I’ve got a new long I am adding today…

Good morning and welcome back to the house called Wall Street.   It’s a strong rally to host us this morning, and the breadth is strong across the board.  I’ve got a new long I am adding today, Sandisk.   Here’s the analysis:

Summary

SanDisk Corporation designs, develops, manufactures and sells flash storage card products used in various consumer electronic products.

Balance Sheet

Cash and Cash Equivalents: 975M

Short Term Investments: 2.0B

Long term Investments: 4.3 B

Total Cash: 4.5 B

Total Debt: 1.7B

Net Cash: 2.8 B

Outstanding Shares: 238 M

Net Cash / Share: 12

Share Price: 42.24

Enterprise Value / Share: 30.24

Total Market Cap: 10.1 B

Enterprise Value: 7.4 B

2012 Sales Growth: 44.2%

2012 Earnings Estimate: 6.30

Enterprise Value Multiple: 5 Times Forward Earnings

Dividend & Yield: N/A

Source: Yahoo Finance, MarketWatch, Willard Media Ventures

This company has really added the cash from good ol’ profits in the last decade. And that’s really one of the remarkable stories here at Sandisk — the impressive balance sheet. We’re talking about $15 per share in net cash — more than a third of the stock’s market cap. With Apple AAPL +1.47% using flash memory in just about every mobile product they make these days, including the MacAir, Sandisk and the other flash players are scrambling to add capacity.

When Samsung went after Sandisk with a hostile bid in September 2008, many on Wall Street assumed its fate to be sealed. After all, the Korean conglomerate was offering a 73% premium just days after Lehman Brothers failed and all risk-taking had gone out the door. But Sandisk’s management held out for more money and talks were scuttled. Today, SNDK’s stock has nearly doubled from Samsung’s offer, as its flash memory business has come roaring back alongside the mobile market. It’s top-line growth in 2012 is projected north of 40%, which means its $12 a share in cash should be even higher this time next year.

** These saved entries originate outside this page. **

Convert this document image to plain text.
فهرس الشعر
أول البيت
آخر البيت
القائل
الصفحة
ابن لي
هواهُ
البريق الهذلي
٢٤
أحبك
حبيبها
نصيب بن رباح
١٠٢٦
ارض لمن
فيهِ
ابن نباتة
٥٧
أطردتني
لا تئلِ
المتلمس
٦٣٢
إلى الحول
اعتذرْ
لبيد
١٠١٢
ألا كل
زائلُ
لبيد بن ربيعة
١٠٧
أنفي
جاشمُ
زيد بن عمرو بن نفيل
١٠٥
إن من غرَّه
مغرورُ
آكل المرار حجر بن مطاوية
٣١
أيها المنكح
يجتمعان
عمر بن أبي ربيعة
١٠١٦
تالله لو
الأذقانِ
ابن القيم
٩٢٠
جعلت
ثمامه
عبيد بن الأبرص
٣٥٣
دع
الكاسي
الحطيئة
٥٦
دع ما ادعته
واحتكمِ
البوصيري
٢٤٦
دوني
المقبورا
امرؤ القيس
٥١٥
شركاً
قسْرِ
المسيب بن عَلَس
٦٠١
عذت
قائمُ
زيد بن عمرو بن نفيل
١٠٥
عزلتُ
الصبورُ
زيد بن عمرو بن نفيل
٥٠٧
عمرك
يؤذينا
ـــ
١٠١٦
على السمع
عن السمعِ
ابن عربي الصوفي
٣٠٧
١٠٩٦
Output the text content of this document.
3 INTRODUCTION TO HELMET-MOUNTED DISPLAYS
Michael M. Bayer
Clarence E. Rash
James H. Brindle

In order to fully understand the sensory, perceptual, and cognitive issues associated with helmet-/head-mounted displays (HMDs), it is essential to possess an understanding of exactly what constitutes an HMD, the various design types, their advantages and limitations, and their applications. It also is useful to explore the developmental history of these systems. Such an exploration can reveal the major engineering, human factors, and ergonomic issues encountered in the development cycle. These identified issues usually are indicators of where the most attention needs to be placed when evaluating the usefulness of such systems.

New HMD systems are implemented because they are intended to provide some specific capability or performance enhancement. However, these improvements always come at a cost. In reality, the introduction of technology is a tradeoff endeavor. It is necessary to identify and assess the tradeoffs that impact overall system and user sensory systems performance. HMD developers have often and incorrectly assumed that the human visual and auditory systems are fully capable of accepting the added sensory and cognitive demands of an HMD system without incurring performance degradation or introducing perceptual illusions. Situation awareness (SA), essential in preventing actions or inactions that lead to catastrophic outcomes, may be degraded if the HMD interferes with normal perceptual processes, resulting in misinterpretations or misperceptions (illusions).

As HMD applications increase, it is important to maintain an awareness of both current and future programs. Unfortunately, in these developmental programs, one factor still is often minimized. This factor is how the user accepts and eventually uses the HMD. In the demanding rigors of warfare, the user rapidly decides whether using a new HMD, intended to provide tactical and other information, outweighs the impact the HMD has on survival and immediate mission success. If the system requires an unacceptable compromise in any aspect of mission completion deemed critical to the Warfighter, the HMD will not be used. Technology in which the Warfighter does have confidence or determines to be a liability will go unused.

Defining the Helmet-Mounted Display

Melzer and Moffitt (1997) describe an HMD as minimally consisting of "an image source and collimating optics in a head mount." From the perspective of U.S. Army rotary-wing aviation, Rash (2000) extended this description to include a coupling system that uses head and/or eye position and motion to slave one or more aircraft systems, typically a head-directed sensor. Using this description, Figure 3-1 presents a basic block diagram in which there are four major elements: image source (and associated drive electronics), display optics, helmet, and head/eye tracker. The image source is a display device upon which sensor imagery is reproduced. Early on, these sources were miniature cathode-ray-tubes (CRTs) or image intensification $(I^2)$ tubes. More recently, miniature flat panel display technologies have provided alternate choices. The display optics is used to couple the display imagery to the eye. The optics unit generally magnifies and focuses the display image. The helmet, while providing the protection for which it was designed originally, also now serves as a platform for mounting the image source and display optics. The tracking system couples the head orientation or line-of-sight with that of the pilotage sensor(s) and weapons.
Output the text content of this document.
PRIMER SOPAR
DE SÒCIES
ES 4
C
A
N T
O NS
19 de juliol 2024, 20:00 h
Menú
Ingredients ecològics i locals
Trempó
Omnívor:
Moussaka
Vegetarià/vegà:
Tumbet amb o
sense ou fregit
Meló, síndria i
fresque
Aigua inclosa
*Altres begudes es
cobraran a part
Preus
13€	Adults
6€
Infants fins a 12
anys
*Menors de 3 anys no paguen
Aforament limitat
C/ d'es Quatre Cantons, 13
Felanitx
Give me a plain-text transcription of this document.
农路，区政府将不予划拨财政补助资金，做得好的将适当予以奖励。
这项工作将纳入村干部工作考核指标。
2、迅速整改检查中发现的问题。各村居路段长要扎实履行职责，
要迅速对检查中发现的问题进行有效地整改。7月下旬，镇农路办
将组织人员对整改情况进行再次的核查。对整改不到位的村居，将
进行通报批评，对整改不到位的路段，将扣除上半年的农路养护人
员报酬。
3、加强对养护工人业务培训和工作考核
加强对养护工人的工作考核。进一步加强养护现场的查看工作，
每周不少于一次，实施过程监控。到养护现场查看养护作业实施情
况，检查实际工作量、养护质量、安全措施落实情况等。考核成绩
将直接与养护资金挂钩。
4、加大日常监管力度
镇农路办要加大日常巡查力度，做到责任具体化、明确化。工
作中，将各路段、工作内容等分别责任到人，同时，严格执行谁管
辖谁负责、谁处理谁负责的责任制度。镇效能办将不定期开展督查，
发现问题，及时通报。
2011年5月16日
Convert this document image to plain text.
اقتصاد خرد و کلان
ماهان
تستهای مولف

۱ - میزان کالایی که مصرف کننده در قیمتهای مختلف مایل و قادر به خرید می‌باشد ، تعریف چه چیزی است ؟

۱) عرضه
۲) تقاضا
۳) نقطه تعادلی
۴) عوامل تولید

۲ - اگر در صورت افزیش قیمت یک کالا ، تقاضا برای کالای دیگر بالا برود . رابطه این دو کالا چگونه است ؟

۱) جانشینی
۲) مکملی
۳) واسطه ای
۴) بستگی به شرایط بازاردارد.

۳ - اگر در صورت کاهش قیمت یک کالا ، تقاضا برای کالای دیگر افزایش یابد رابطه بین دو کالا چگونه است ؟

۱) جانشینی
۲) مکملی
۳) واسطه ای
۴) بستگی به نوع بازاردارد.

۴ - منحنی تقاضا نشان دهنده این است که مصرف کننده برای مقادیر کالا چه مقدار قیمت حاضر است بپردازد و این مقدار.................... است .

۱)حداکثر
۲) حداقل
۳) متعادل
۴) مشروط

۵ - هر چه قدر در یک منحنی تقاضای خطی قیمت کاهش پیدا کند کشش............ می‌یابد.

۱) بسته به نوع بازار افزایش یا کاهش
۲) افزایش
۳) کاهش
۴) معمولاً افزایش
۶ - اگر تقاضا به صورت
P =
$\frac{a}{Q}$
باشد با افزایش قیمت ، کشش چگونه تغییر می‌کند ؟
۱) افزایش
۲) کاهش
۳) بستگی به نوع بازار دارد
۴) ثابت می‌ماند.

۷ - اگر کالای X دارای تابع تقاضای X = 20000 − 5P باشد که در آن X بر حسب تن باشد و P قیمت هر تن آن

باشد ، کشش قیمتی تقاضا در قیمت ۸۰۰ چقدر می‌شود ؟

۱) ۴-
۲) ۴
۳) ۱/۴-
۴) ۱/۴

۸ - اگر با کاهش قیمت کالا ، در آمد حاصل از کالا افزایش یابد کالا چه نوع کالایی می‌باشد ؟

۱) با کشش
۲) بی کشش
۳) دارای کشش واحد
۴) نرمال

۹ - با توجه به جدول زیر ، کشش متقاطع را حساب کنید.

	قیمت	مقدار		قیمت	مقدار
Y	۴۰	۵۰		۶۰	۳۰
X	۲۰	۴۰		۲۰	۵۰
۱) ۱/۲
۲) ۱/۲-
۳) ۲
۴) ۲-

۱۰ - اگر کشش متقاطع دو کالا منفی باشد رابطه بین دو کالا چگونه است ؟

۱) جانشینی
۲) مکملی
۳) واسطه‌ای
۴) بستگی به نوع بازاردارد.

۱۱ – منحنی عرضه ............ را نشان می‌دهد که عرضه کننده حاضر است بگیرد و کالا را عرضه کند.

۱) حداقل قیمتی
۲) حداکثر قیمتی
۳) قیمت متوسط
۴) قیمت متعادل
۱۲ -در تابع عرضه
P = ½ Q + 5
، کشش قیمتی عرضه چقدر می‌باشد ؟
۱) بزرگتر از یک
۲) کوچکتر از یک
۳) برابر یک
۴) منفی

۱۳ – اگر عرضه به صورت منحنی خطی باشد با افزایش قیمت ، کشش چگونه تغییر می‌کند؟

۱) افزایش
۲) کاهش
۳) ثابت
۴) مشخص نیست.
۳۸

The growth in the tablet market necessitates Sandisk’s products, consumers running apps and streaming video just won’t tolerate lag times. I want Sandisk to keep building capacity in its product pipeline to take advantage of manufacturers demanding more flash memory than ever.

I’m adding Sandisk to the portfolio today.

Meanwhile, I’m basically letting go of Celestica entirely.  We’ve already got so much exposure to the companies like Marvell and Cypress that supply components to the very same customers that Celestica builds gadgets for that, by adding Sandisk to the mix, we’d have too much exposure and not enough diversification in the portfolio. Celestica’s a great company and likely headed higher too, but the upside potential for Sandisk and some of these others is probably even better.  I sold off Celestica common stock last week, as you might recall.   I’ll hold onto the closer dated calls because there’s just not enough value in them to sell.